Queensland Institute of Medical Research, Brisbane, Australia.
Breast Cancer Res Treat. 2010 Oct;123(3):661-77. doi: 10.1007/s10549-009-0653-1. Epub 2009 Dec 4.
Extensive expression profiling studies have shown that sporadic breast cancer is composed of five clinically relevant molecular subtypes. However, although BRCA1-related tumours are known to be predominantly basal-like, there are few published data on other classes of familial breast tumours. We analysed a cohort of 75 BRCA1, BRCA2 and non-BRCA1/2 breast tumours by gene expression profiling and found that 74% BRCA1 tumours were basal-like, 73% of BRCA2 tumours were luminal A or B, and 52% non-BRCA1/2 tumours were luminal A. Thirty-four tumours were also analysed by single nucleotide polymorphism-comparative genomic hybridization (SNP-CGH) arrays. Copy number data could predict whether a tumour was basal-like or luminal with high accuracy, but could not predict its mutation class. Basal-like BRCA1 and basal-like non-BRCA1 tumours were very similar, and contained the highest number of chromosome aberrations. We identified regions of frequent gain containing potential driver genes in the basal (8q and 12p) and luminal A tumours (1q and 17q). Regions of homozygous loss associated with decreased expression of potential tumour suppressor genes were also detected, including in basal tumours (5q and 9p), and basal and luminal tumours (10q). This study highlights the heterogeneity of familial tumours and the clinical consequences for treatment and prognosis.

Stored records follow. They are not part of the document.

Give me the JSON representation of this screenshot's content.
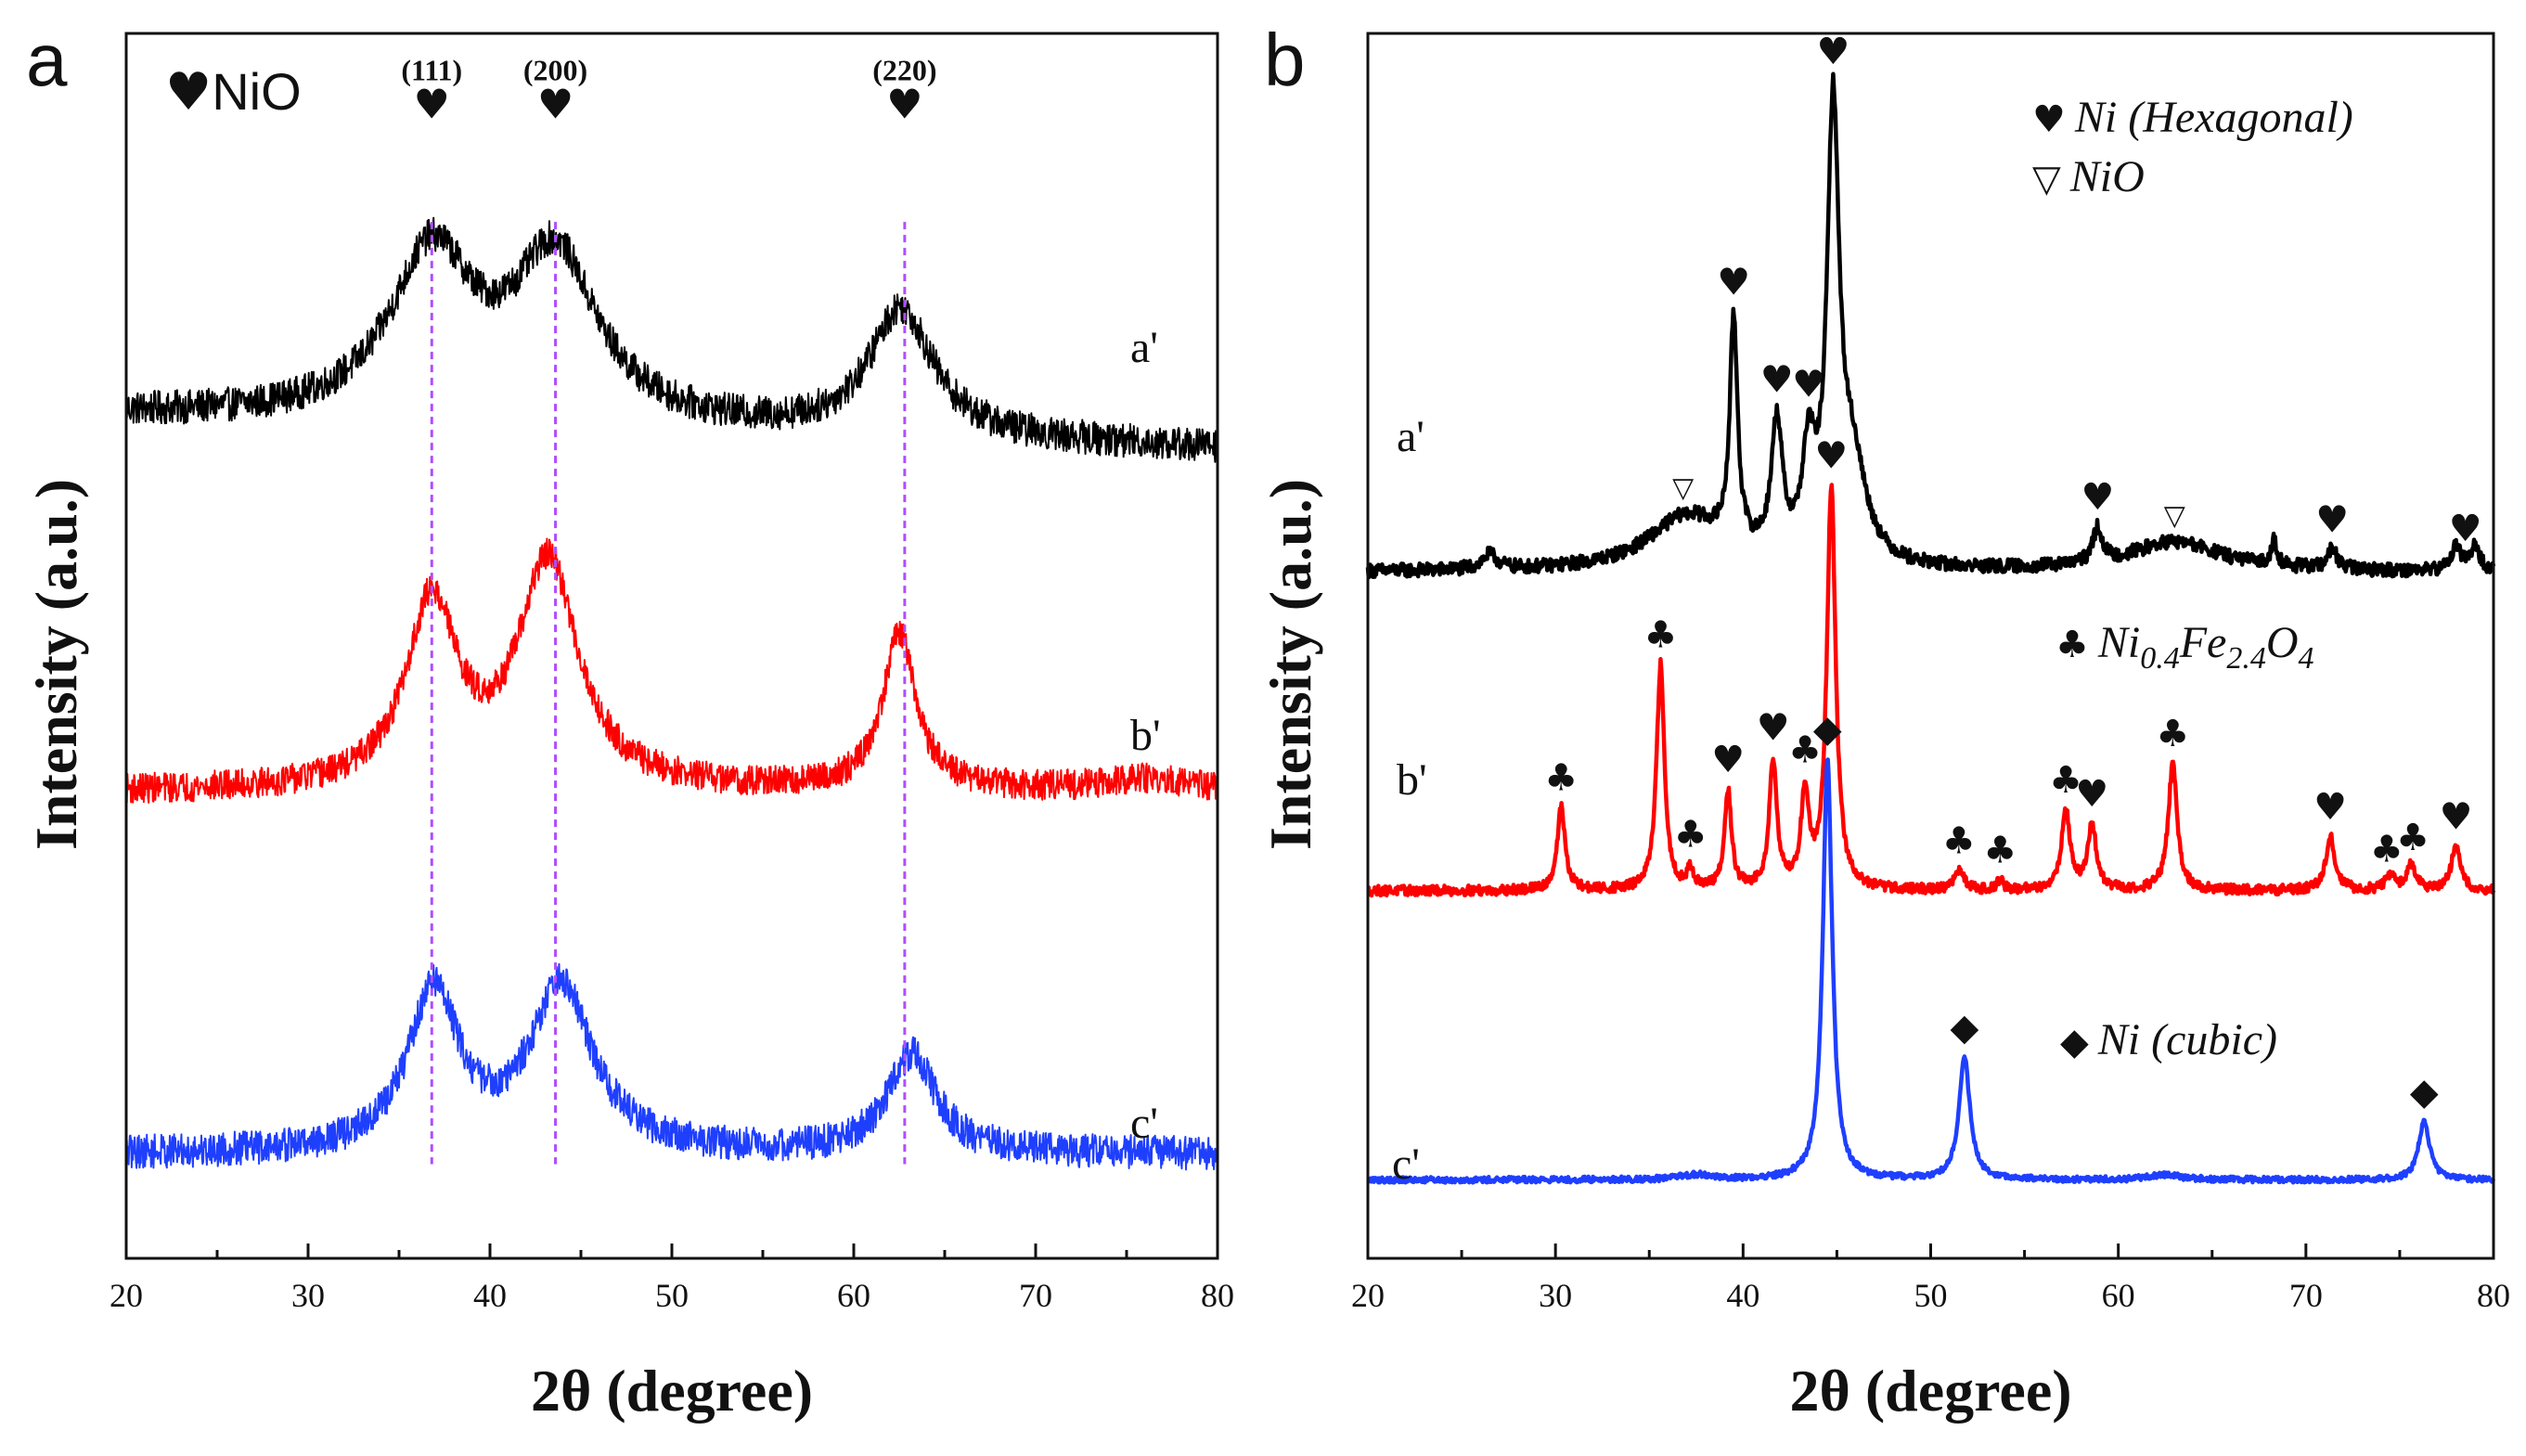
{
  "chart_data": [
    {
      "panel": "a",
      "type": "line",
      "xlabel": "2θ (degree)",
      "ylabel": "Intensity (a.u.)",
      "xlim": [
        20,
        80
      ],
      "xticks": [
        20,
        30,
        40,
        50,
        60,
        70,
        80
      ],
      "legend": [
        {
          "symbol": "♥",
          "text": "NiO",
          "italic": false
        }
      ],
      "peak_markers": [
        {
          "x": 36.8,
          "hkl": "(111)",
          "symbol": "♥"
        },
        {
          "x": 43.6,
          "hkl": "(200)",
          "symbol": "♥"
        },
        {
          "x": 62.8,
          "hkl": "(220)",
          "symbol": "♥"
        }
      ],
      "reference_lines": [
        36.8,
        43.6,
        62.8
      ],
      "series": [
        {
          "name": "a'",
          "color": "#000000",
          "baseline": 8.15,
          "noise": 0.18,
          "peaks": [
            [
              36.8,
              1.75,
              2.8
            ],
            [
              43.6,
              1.75,
              2.8
            ],
            [
              62.6,
              1.35,
              2.1
            ]
          ],
          "slope": -0.006
        },
        {
          "name": "b'",
          "color": "#ff0000",
          "baseline": 4.15,
          "noise": 0.16,
          "peaks": [
            [
              36.8,
              1.95,
              1.7
            ],
            [
              43.2,
              2.4,
              2.0
            ],
            [
              62.5,
              1.65,
              1.1
            ],
            [
              76.0,
              0.12,
              3.0
            ]
          ],
          "slope": 0.0
        },
        {
          "name": "c'",
          "color": "#1f3fff",
          "baseline": 0.3,
          "noise": 0.18,
          "peaks": [
            [
              36.9,
              1.7,
              1.7
            ],
            [
              43.9,
              1.75,
              2.1
            ],
            [
              63.2,
              1.05,
              1.6
            ]
          ],
          "slope": 0.0
        }
      ],
      "ylim": [
        -0.8,
        12.2
      ]
    },
    {
      "panel": "b",
      "type": "line",
      "xlabel": "2θ (degree)",
      "ylabel": "Intensity (a.u.)",
      "xlim": [
        20,
        80
      ],
      "xticks": [
        20,
        30,
        40,
        50,
        60,
        70,
        80
      ],
      "legend": [
        {
          "symbol": "♥",
          "text": "Ni (Hexagonal)",
          "italic": true
        },
        {
          "symbol": "▽",
          "text": "NiO",
          "italic": true
        },
        {
          "symbol": "♣",
          "text": "Ni",
          "sub1": "0.4",
          "text2": "Fe",
          "sub2": "2.4",
          "text3": "O",
          "sub3": "4",
          "italic": true
        },
        {
          "symbol": "◆",
          "text": "Ni (cubic)",
          "italic": true
        }
      ],
      "series": [
        {
          "name": "a'",
          "color": "#000000",
          "baseline": 7.0,
          "noise": 0.07,
          "peaks": [
            [
              26.5,
              0.15,
              0.5
            ],
            [
              37.0,
              0.55,
              2.5
            ],
            [
              39.5,
              2.3,
              0.25
            ],
            [
              41.8,
              1.35,
              0.35
            ],
            [
              43.5,
              1.0,
              0.4
            ],
            [
              44.8,
              4.4,
              0.38
            ],
            [
              45.8,
              1.0,
              0.9
            ],
            [
              58.9,
              0.35,
              0.3
            ],
            [
              63.0,
              0.3,
              3.0
            ],
            [
              68.3,
              0.25,
              0.2
            ],
            [
              71.4,
              0.2,
              0.3
            ],
            [
              78.0,
              0.25,
              0.3
            ],
            [
              79.0,
              0.25,
              0.3
            ]
          ],
          "slope": 0.0
        },
        {
          "name": "b'",
          "color": "#ff0000",
          "baseline": 3.75,
          "noise": 0.05,
          "peaks": [
            [
              30.3,
              0.85,
              0.25
            ],
            [
              35.6,
              2.3,
              0.25
            ],
            [
              37.2,
              0.2,
              0.2
            ],
            [
              39.2,
              1.0,
              0.22
            ],
            [
              41.6,
              1.3,
              0.25
            ],
            [
              43.3,
              0.95,
              0.25
            ],
            [
              44.7,
              4.1,
              0.28
            ],
            [
              51.5,
              0.2,
              0.3
            ],
            [
              53.7,
              0.1,
              0.2
            ],
            [
              57.2,
              0.8,
              0.28
            ],
            [
              58.6,
              0.65,
              0.28
            ],
            [
              62.9,
              1.3,
              0.28
            ],
            [
              71.3,
              0.55,
              0.3
            ],
            [
              74.5,
              0.15,
              0.3
            ],
            [
              75.6,
              0.25,
              0.3
            ],
            [
              78.0,
              0.45,
              0.3
            ]
          ],
          "slope": 0.0
        },
        {
          "name": "c'",
          "color": "#1f3fff",
          "baseline": 0.8,
          "noise": 0.03,
          "peaks": [
            [
              37.5,
              0.05,
              1.0
            ],
            [
              44.5,
              4.3,
              0.3
            ],
            [
              51.8,
              1.25,
              0.35
            ],
            [
              62.5,
              0.05,
              1.0
            ],
            [
              76.3,
              0.6,
              0.35
            ]
          ],
          "slope": 0.0
        }
      ],
      "peak_markers": [
        {
          "series": "a'",
          "x": 39.5,
          "symbol": "♥"
        },
        {
          "series": "a'",
          "x": 41.8,
          "symbol": "♥"
        },
        {
          "series": "a'",
          "x": 43.5,
          "symbol": "♥"
        },
        {
          "series": "a'",
          "x": 44.8,
          "symbol": "♥"
        },
        {
          "series": "a'",
          "x": 36.8,
          "symbol": "▽"
        },
        {
          "series": "a'",
          "x": 58.9,
          "symbol": "♥"
        },
        {
          "series": "a'",
          "x": 63.0,
          "symbol": "▽"
        },
        {
          "series": "a'",
          "x": 71.4,
          "symbol": "♥"
        },
        {
          "series": "a'",
          "x": 78.5,
          "symbol": "♥"
        },
        {
          "series": "b'",
          "x": 30.3,
          "symbol": "♣"
        },
        {
          "series": "b'",
          "x": 35.6,
          "symbol": "♣"
        },
        {
          "series": "b'",
          "x": 37.2,
          "symbol": "♣"
        },
        {
          "series": "b'",
          "x": 39.2,
          "symbol": "♥"
        },
        {
          "series": "b'",
          "x": 41.6,
          "symbol": "♥"
        },
        {
          "series": "b'",
          "x": 43.3,
          "symbol": "♣"
        },
        {
          "series": "b'",
          "x": 44.7,
          "symbol": "♥"
        },
        {
          "series": "b'",
          "x": 51.5,
          "symbol": "♣"
        },
        {
          "series": "b'",
          "x": 53.7,
          "symbol": "♣"
        },
        {
          "series": "b'",
          "x": 57.2,
          "symbol": "♣"
        },
        {
          "series": "b'",
          "x": 58.6,
          "symbol": "♥"
        },
        {
          "series": "b'",
          "x": 62.9,
          "symbol": "♣"
        },
        {
          "series": "b'",
          "x": 71.3,
          "symbol": "♥"
        },
        {
          "series": "b'",
          "x": 74.3,
          "symbol": "♣"
        },
        {
          "series": "b'",
          "x": 75.7,
          "symbol": "♣"
        },
        {
          "series": "b'",
          "x": 78.0,
          "symbol": "♥"
        },
        {
          "series": "c'",
          "x": 44.5,
          "symbol": "◆"
        },
        {
          "series": "c'",
          "x": 51.8,
          "symbol": "◆"
        },
        {
          "series": "c'",
          "x": 76.3,
          "symbol": "◆"
        }
      ],
      "ylim": [
        0,
        12.5
      ]
    }
  ]
}
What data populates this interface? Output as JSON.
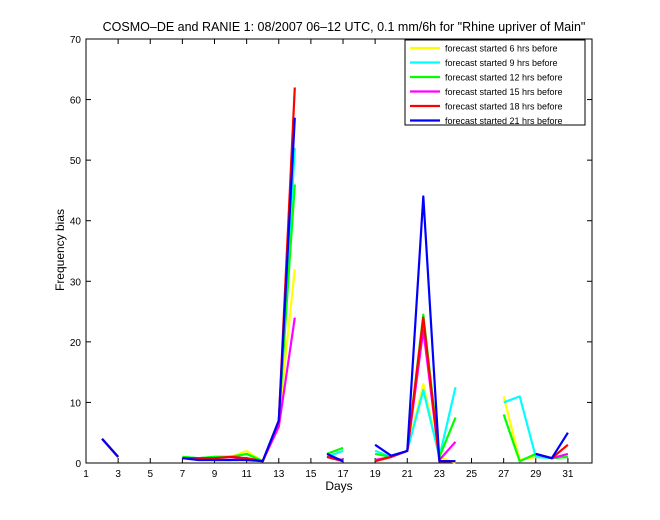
{
  "chart_data": {
    "type": "line",
    "title": "COSMO–DE and RANIE 1: 08/2007 06–12 UTC, 0.1 mm/6h for \"Rhine upriver of Main\"",
    "xlabel": "Days",
    "ylabel": "Frequency bias",
    "xlim": [
      1,
      32.5
    ],
    "ylim": [
      0,
      70
    ],
    "xticks": [
      1,
      3,
      5,
      7,
      9,
      11,
      13,
      15,
      17,
      19,
      21,
      23,
      25,
      27,
      29,
      31
    ],
    "yticks": [
      0,
      10,
      20,
      30,
      40,
      50,
      60,
      70
    ],
    "grid": false,
    "legend_position": "top-right",
    "x": [
      1,
      2,
      3,
      4,
      5,
      6,
      7,
      8,
      9,
      10,
      11,
      12,
      13,
      14,
      15,
      16,
      17,
      18,
      19,
      20,
      21,
      22,
      23,
      24,
      25,
      26,
      27,
      28,
      29,
      30,
      31
    ],
    "series": [
      {
        "name": "forecast started 6 hrs before",
        "color": "#ffff00",
        "values": [
          null,
          4,
          1,
          null,
          null,
          null,
          0.8,
          0.8,
          1,
          1,
          2,
          0.3,
          7,
          32,
          null,
          1,
          2,
          null,
          2,
          1,
          2,
          13,
          1,
          0,
          null,
          null,
          11,
          0.5,
          1,
          0.8,
          1
        ]
      },
      {
        "name": "forecast started 9 hrs before",
        "color": "#00ffff",
        "values": [
          null,
          4,
          1,
          null,
          null,
          null,
          1,
          0.8,
          1,
          1,
          1.5,
          0.3,
          7,
          52,
          null,
          1,
          2,
          null,
          2,
          1,
          2,
          12,
          1,
          12.5,
          null,
          null,
          10,
          11,
          1,
          0.8,
          1
        ]
      },
      {
        "name": "forecast started 12 hrs before",
        "color": "#00ff00",
        "values": [
          null,
          4,
          1,
          null,
          null,
          null,
          1,
          0.8,
          1,
          1,
          1.5,
          0.3,
          7,
          46,
          null,
          1.5,
          2.5,
          null,
          1.5,
          1,
          2,
          24.5,
          1,
          7.5,
          null,
          null,
          8,
          0.3,
          1.5,
          0.8,
          1
        ]
      },
      {
        "name": "forecast started 15 hrs before",
        "color": "#ff00ff",
        "values": [
          null,
          4,
          1,
          null,
          null,
          null,
          0.8,
          0.8,
          0.5,
          0.5,
          0.8,
          0.3,
          6,
          24,
          null,
          1,
          0.5,
          null,
          0.5,
          1,
          2,
          22,
          0.5,
          3.5,
          null,
          null,
          null,
          null,
          1.5,
          0.8,
          1.5
        ]
      },
      {
        "name": "forecast started 18 hrs before",
        "color": "#ff0000",
        "values": [
          null,
          4,
          1,
          null,
          null,
          null,
          0.8,
          0.8,
          0.8,
          1,
          0.8,
          0.3,
          7,
          62,
          null,
          1,
          0.3,
          null,
          0.3,
          1,
          2,
          24,
          0.3,
          0.3,
          null,
          null,
          null,
          null,
          1.5,
          0.8,
          3
        ]
      },
      {
        "name": "forecast started 21 hrs before",
        "color": "#0000ff",
        "values": [
          null,
          4,
          1,
          null,
          null,
          null,
          0.8,
          0.5,
          0.5,
          0.5,
          0.5,
          0.3,
          7,
          57,
          null,
          1.5,
          0.3,
          null,
          3,
          1.2,
          2,
          44,
          0.3,
          0.3,
          null,
          null,
          null,
          null,
          1.5,
          0.8,
          5
        ]
      }
    ]
  }
}
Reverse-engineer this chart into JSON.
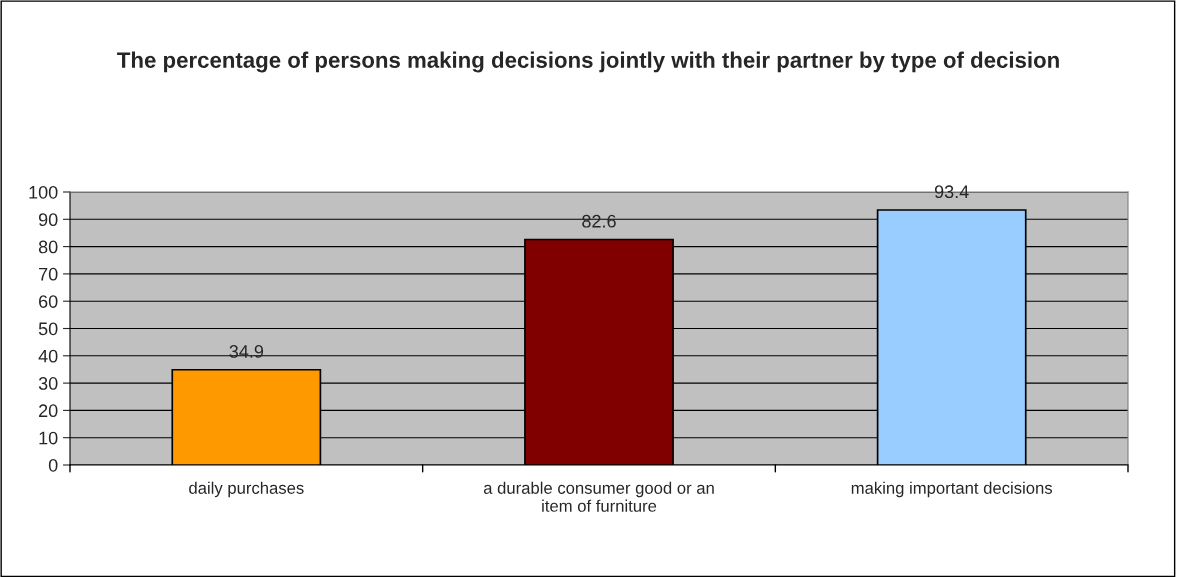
{
  "chart_data": {
    "type": "bar",
    "title": "The percentage of persons making decisions jointly with their partner by type of decision",
    "categories": [
      "daily purchases",
      "a durable consumer good or an item of furniture",
      "making important decisions"
    ],
    "values": [
      34.9,
      82.6,
      93.4
    ],
    "colors": [
      "#ff9900",
      "#800000",
      "#99ccff"
    ],
    "ylim": [
      0,
      100
    ],
    "yticks": [
      0,
      10,
      20,
      30,
      40,
      50,
      60,
      70,
      80,
      90,
      100
    ],
    "grid": "y",
    "data_labels": true
  }
}
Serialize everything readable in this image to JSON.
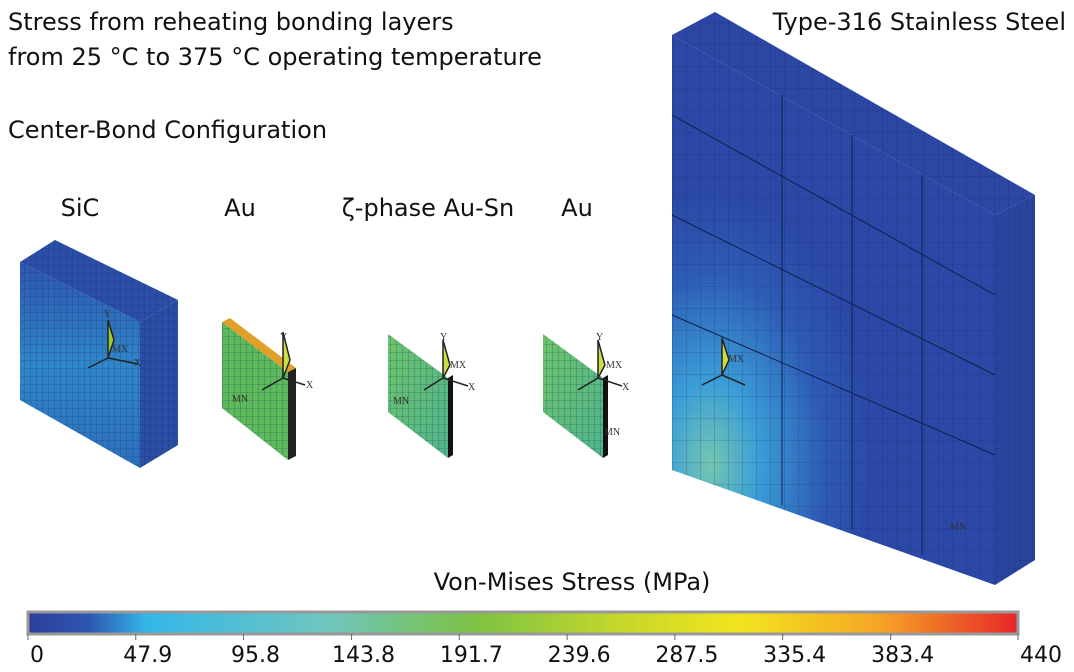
{
  "header": {
    "title_lines": [
      "Stress from reheating bonding layers",
      "from 25 °C to 375 °C operating temperature"
    ],
    "configuration": "Center-Bond Configuration"
  },
  "parts": [
    {
      "label": "SiC",
      "annotations": [
        "Y",
        "MX",
        "X"
      ]
    },
    {
      "label": "Au",
      "annotations": [
        "Y",
        "X",
        "MN"
      ]
    },
    {
      "label": "ζ-phase Au-Sn",
      "annotations": [
        "Y",
        "MX",
        "X",
        "MN"
      ]
    },
    {
      "label": "Au",
      "annotations": [
        "Y",
        "MX",
        "X",
        "MN"
      ]
    },
    {
      "label": "Type-316 Stainless Steel",
      "annotations": [
        "MX",
        "MN"
      ]
    }
  ],
  "colorbar": {
    "title": "Von-Mises Stress  (MPa)",
    "range": [
      0,
      440
    ],
    "ticks": [
      0,
      47.9,
      95.8,
      143.8,
      191.7,
      239.6,
      287.5,
      335.4,
      383.4,
      440
    ]
  }
}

广泛的表达谱研究表明,散发性乳腺癌由五个临床相关的分子亚型组成。然而,尽管已知 BRCA1 相关肿瘤主要是基底样的,但关于其他家族性乳腺癌肿瘤类别的发表数据很少。我们通过基因表达谱分析了 75 例 BRCA1、BRCA2 和非 BRCA1/2 乳腺癌肿瘤,发现 74%的 BRCA1 肿瘤为基底样,73%的 BRCA2 肿瘤为 luminal A 或 B,52%的非 BRCA1/2 肿瘤为 luminal A。还对 34 例肿瘤进行了单核苷酸多态性比较基因组杂交(SNP-CGH)阵列分析。拷贝数数据可以高度准确地预测肿瘤是否为基底样或 luminal 型,但不能预测其突变类型。BRCA1 基底样和非 BRCA1 基底样肿瘤非常相似,并且包含最多的染色体异常。我们在基底样(8q 和 12p)和 luminal A 肿瘤(1q 和 17q)中鉴定了包含潜在驱动基因的频繁增益区域。还检测到与潜在肿瘤抑制基因表达降低相关的纯合性缺失区域,包括在基底样肿瘤(5q 和 9p)以及基底样和 luminal 肿瘤(10q)中。这项研究强调了家族性肿瘤的异质性及其对治疗和预后的临床后果。